Other research shows that there’s a drastic drop in support for 20-week abortions bans when people realize that abortions in later stages of pregnancy are often undertaken out of medical necessity or for particular personal circumstances. For example, a Harvard T.H. Chan School of Public Health study on the Zika virus found that when asked in the abstract about later abortion, “less than a quarter of people (23%) believe women should have access to a legal abortion after 24 weeks except in the case of the health or life of the mother.” However, that flipped when people were asked about access to a later abortion when a pregnant person had been infected with the Zika virus -- with results showing “a majority of Americans (59%) believe a woman should have access to a legal abortion after 24 weeks” in that situation.
In other words, as Hart Research Associates found, “Once voters consider the range of circumstances in which abortions would be made illegal under most 20-week abortion ban proposals, a majority of Americans oppose” those restrictions. Polling by PerryUndem has also showed that people believe that the power to decide when to have an abortion should reside with the person who needs an abortion, their doctor, and the larger medical community -- and not be determined by politicians.

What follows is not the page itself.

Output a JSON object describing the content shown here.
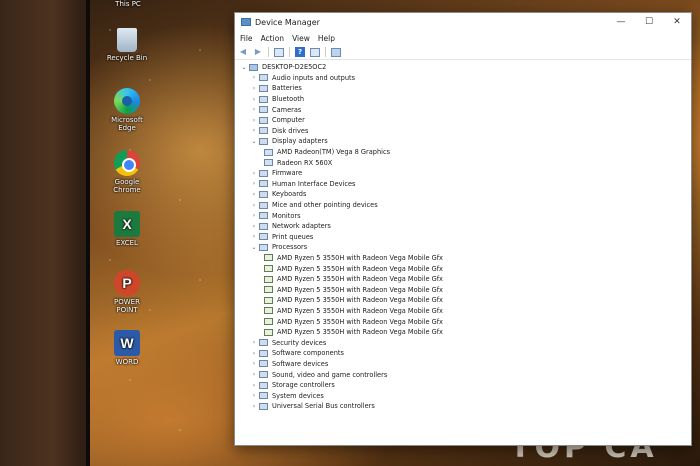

As the 2020 elections approach, right-wing media and anti-choice groups are sure to exploit abortion polling to argue that Democrats are extreme and out of line with voters’ beliefs. When reporting on such polling, other media outlets should consider both the challenges of conducting representative polling on the topic, as well as the lived experiences of those who have had an abortion. By moving beyond the sometimes misleading toplines of abortion-related polling to consider their circumstances, structure, and methodologies, outlets can report on this issue with care and insight rather than inattentively repeating right-wing talking points.